There are many takeaways from this week’s Democratic National Convention. First, the experiment worked. Producing such a complex virtual gathering is an immense undertaking as anyone who has organized a simple zoom meeting can attest. This week’s virtual conference included scores of “scenes,” some performed live and some pre-recorded. So plaudits to the organizers, stage managers and video technicians who labored behind the scenes. The format actually allowed for a more intimate and inclusive experience and—hopefully—will recast the way we view such events post-pandemic.
Second, powerful voices were heard—from the brilliant eloquence of both Barack and Michelle Obama, to the inspirational moment when Gabby Giffords spoke, reminding us all of what true American resilience looks like: “I put one foot in front of the other. I’ve found one word and then I found another. My recovery is a daily fight, but fighting makes me stronger. Words once came easily. Today, I struggle to speak, but I have not lost my voice.”
And, on the 100th anniversary of passing the 19th Amendment granting women the right to vote, Kamala Harris became the first Black woman to be a major party candidate for Vice President. Especially on Wednesday, we witnessed the strength and commitment of so many women who are poised to shape the future of this country.
And there were others who do not hold office but whose lives were given voice at the convention: Kristin Urquiza told the moving story of her previously healthy father losing his fight to Covid-19 and 11-year old Estela Juarez told the heartbreaking saga of her Mom’s deportation. And then there was the courageous remarks by 13-year-old Brayden Harrington who had connected with Joe Biden over their shared struggles with stuttering.
The biggest takeaway for me, though, happened on the convention’s final evening as symbolized in Joe Biden’s acceptance speech. From his very first words, Biden used a symbol that is universally positive and deeply resonant with people of faith. He began by quoting civil rights legend, Ella Baker, “Give people light and they will find a way.” Drawing on his faith throughout the campaign, Biden infused images of light and darkness throughout his remarks, as both a challenge and a promise to the American people.
“The current president has cloaked America in darkness for much too long.
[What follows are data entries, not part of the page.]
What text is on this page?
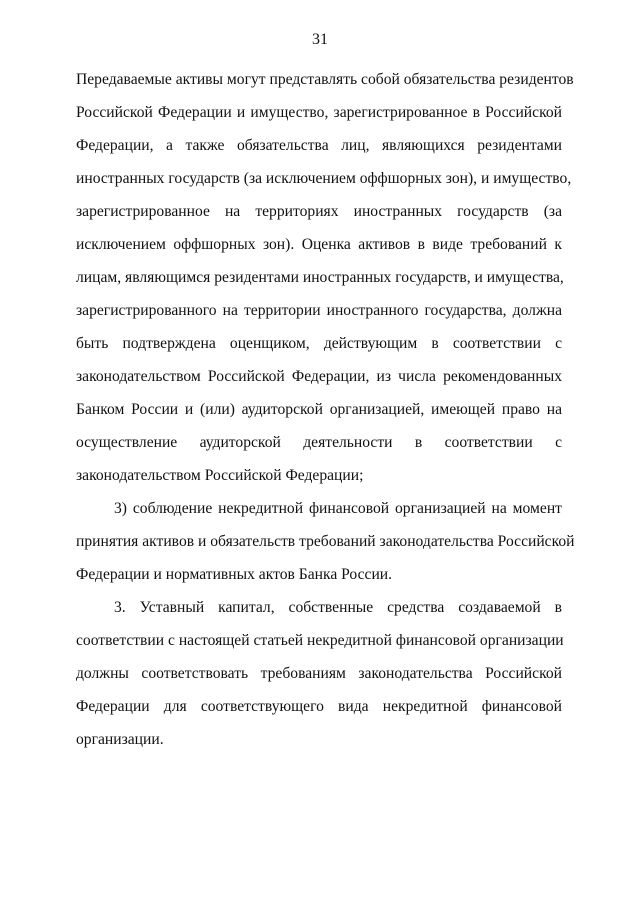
31
Передаваемые активы могут представлять собой обязательства резидентов
Российской Федерации и имущество, зарегистрированное в Российской
Федерации, а также обязательства лиц, являющихся резидентами
иностранных государств (за исключением оффшорных зон), и имущество,
зарегистрированное на территориях иностранных государств (за
исключением оффшорных зон). Оценка активов в виде требований к
лицам, являющимся резидентами иностранных государств, и имущества,
зарегистрированного на территории иностранного государства, должна
быть подтверждена оценщиком, действующим в соответствии с
законодательством Российской Федерации, из числа рекомендованных
Банком России и (или) аудиторской организацией, имеющей право на
осуществление аудиторской деятельности в соответствии с
законодательством Российской Федерации;
3) соблюдение некредитной финансовой организацией на момент
принятия активов и обязательств требований законодательства Российской
Федерации и нормативных актов Банка России.
3. Уставный капитал, собственные средства создаваемой в
соответствии с настоящей статьей некредитной финансовой организации
должны соответствовать требованиям законодательства Российской
Федерации для соответствующего вида некредитной финансовой
организации.
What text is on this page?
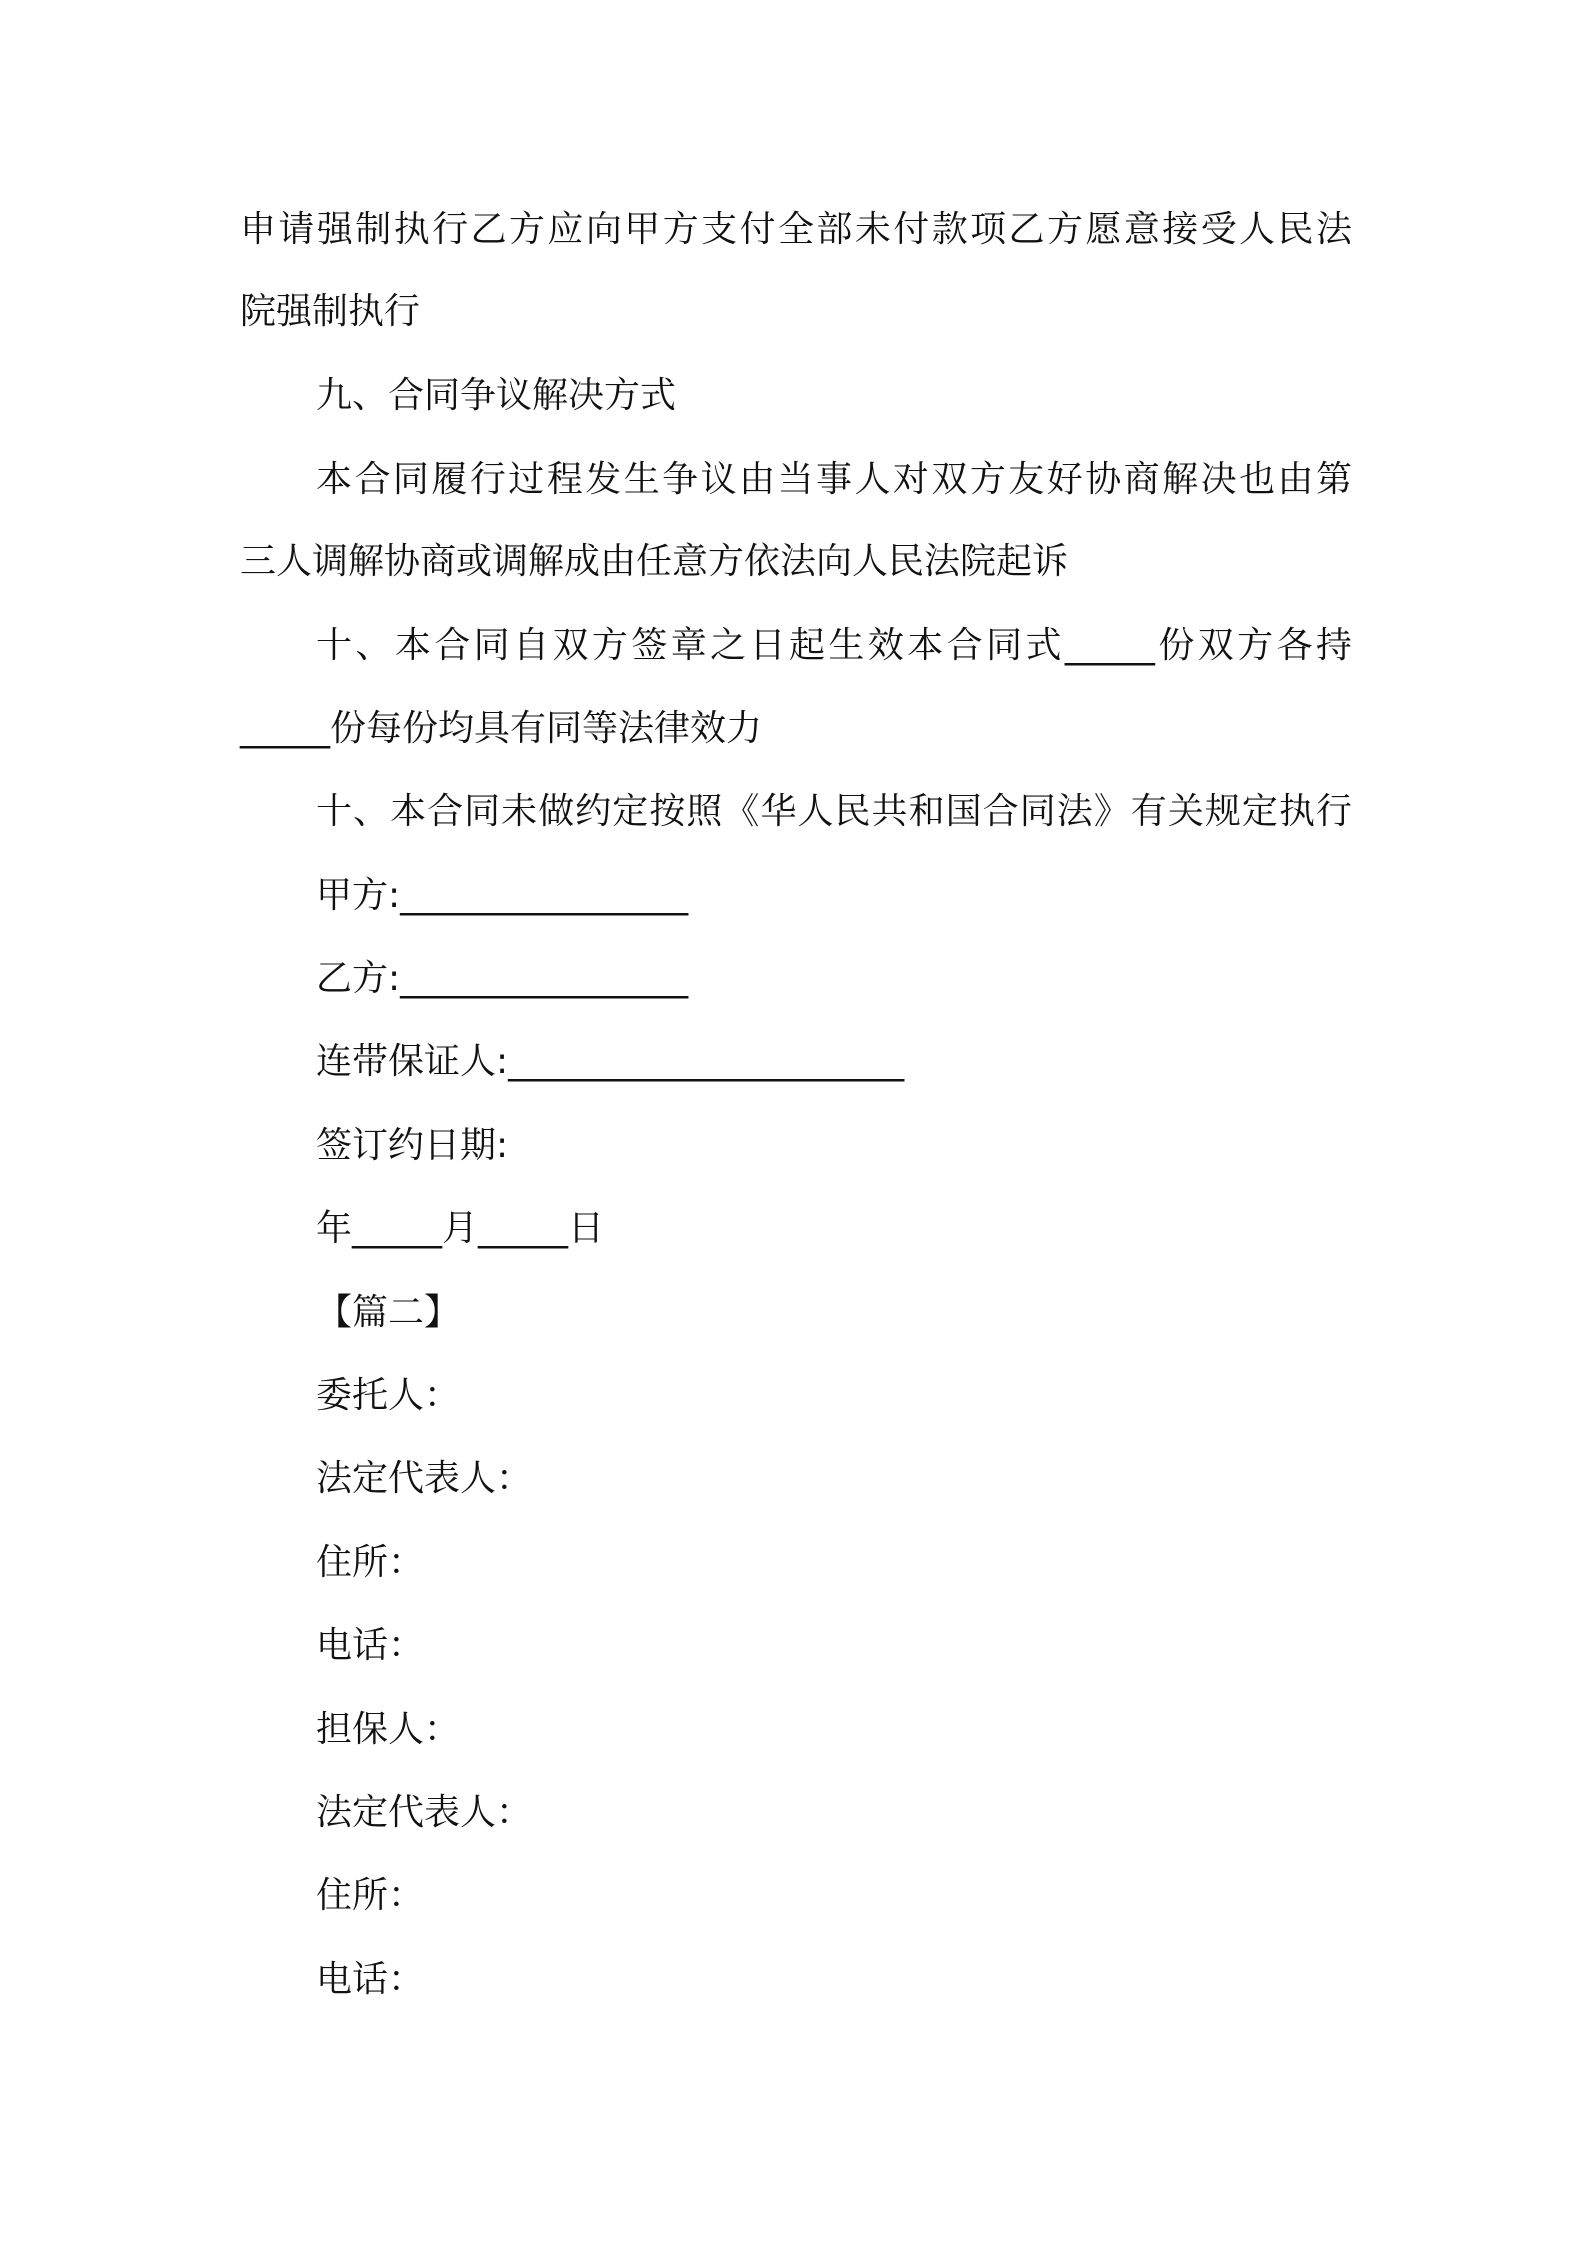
申请强制执行乙方应向甲方支付全部未付款项乙方愿意接受人民法
院强制执行
九、合同争议解决方式
本合同履行过程发生争议由当事人对双方友好协商解决也由第
三人调解协商或调解成由任意方依法向人民法院起诉
十、本合同自双方签章之日起生效本合同式_____份双方各持
_____份每份均具有同等法律效力
十、本合同未做约定按照《华人民共和国合同法》有关规定执行
甲方:________________
乙方:________________
连带保证人:______________________
签订约日期:
年_____月_____日
【篇二】
委托人：
法定代表人：
住所：
电话：
担保人：
法定代表人：
住所：
电话：
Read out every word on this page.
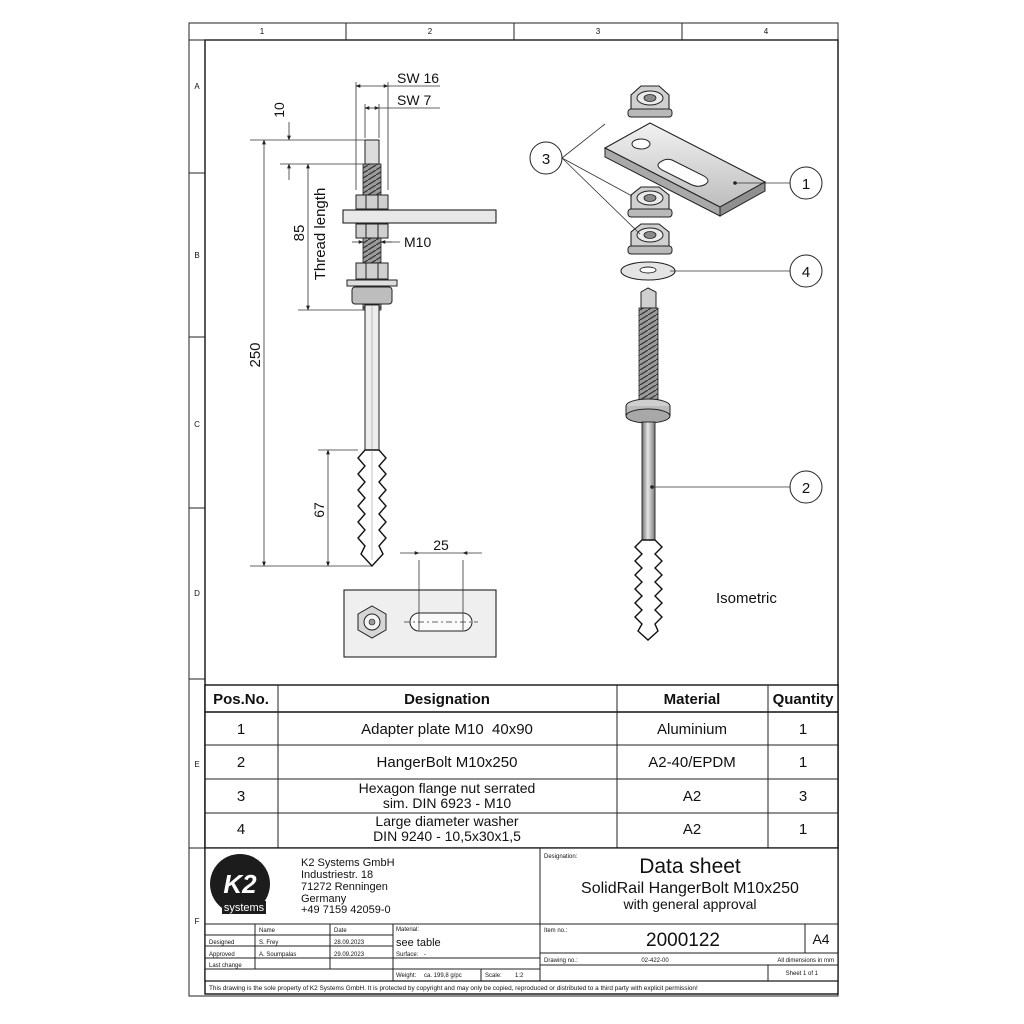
1	2	3	4
A
B
C
D
E
F
SW 16
SW 7
10
250
85 Thread length	M10
67
25
1
2
3
4
Isometric
Pos.No.	Designation	Material	Quantity
1	Adapter plate M10  40x90	Aluminium	1
2	HangerBolt M10x250	A2-40/EPDM	1
3	Hexagon flange nut serrated
sim. DIN 6923 - M10	A2	3
4	Large diameter washer
DIN 9240 - 10,5x30x1,5	A2	1
K2
systems
K2 Systems GmbH
Industriestr. 18
71272 Renningen
Germany
+49 7159 42059-0
Designation:	Data sheet
SolidRail HangerBolt M10x250
with general approval
Name	Date	Material:
see table
Designed	S. Frey	28.09.2023
Approved	A. Soumpalas	29.09.2023	Surface: -
Last change
Weight: ca. 199,8 g/pc	Scale: 1:2
Item no.:	2000122	A4
Drawing no.:	02-422-00	All dimensions in mm
Sheet 1 of 1
This drawing is the sole property of K2 Systems GmbH. It is protected by copyright and may only be copied, reproduced or distributed to a third party with explicit permission!
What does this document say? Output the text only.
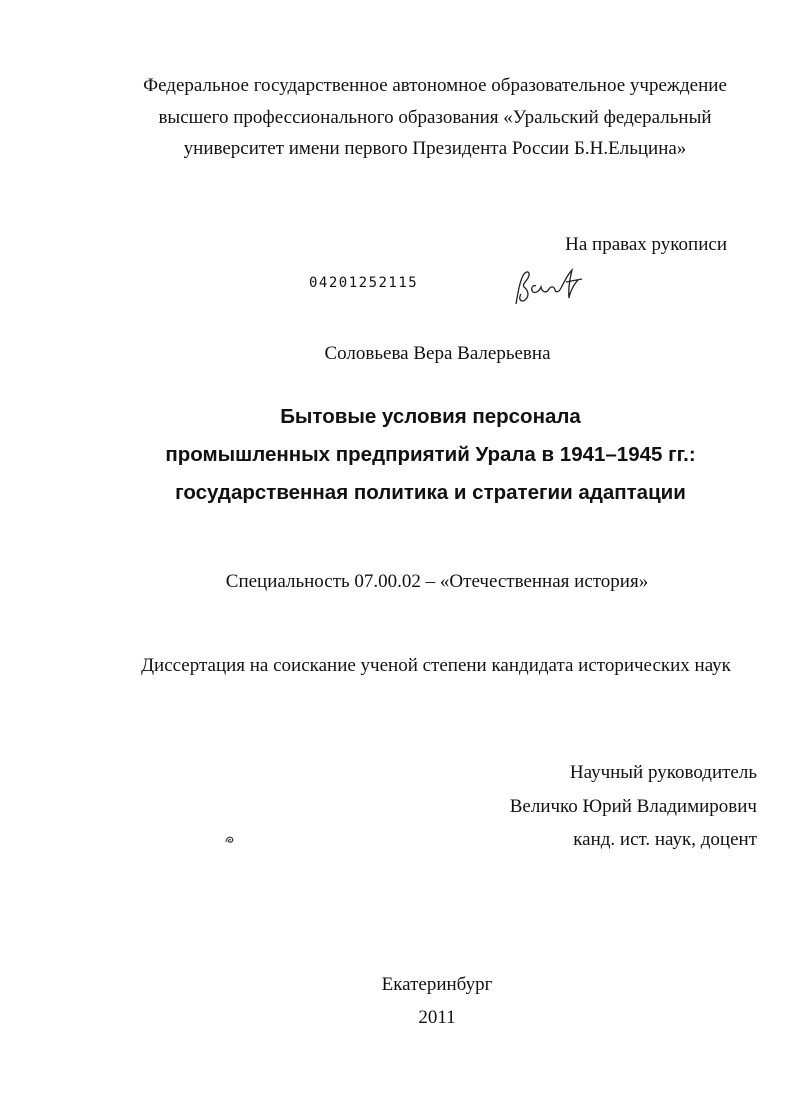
Федеральное государственное автономное образовательное учреждение
высшего профессионального образования «Уральский федеральный
университет имени первого Президента России Б.Н.Ельцина»
На правах рукописи
04201252115
Соловьева Вера Валерьевна
Бытовые условия персонала
промышленных предприятий Урала в 1941–1945 гг.:
государственная политика и стратегии адаптации
Специальность 07.00.02 – «Отечественная история»
Диссертация на соискание ученой степени кандидата исторических наук
Научный руководитель
Величко Юрий Владимирович
канд. ист. наук, доцент
Екатеринбург
2011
Too much anger. Too much fear. Too much division.” Biden’s counter message (the promise): “I will be an ally of the light not of the darkness…It’s a moment that calls for hope and light and love. Hope for our futures, light to see our way forward, and love for one another.”
In expressing the empathy for which he has become well know, Biden allowed, “Look, I understand how hard it is to have hope right now” and continued with the theme of light (the challenge) “We can choose the path of becoming angrier, less hopeful and more divided…Or we can choose a different path…A path of hope and light…(and, again, the promise)
“America’s history tells us that it has been in our darkest moments that we’ve made our greatest progress. That we’ve found the light. And in this dark moment, I believe we are poised to make great progress again. That we can find the light once more…For love is more powerful than hate. Hope is more powerful than fear. Light is more powerful than dark. May history be able to say that the end of this chapter of American darkness began here tonight as love and hope and light joined in the battle for the soul of the nation.”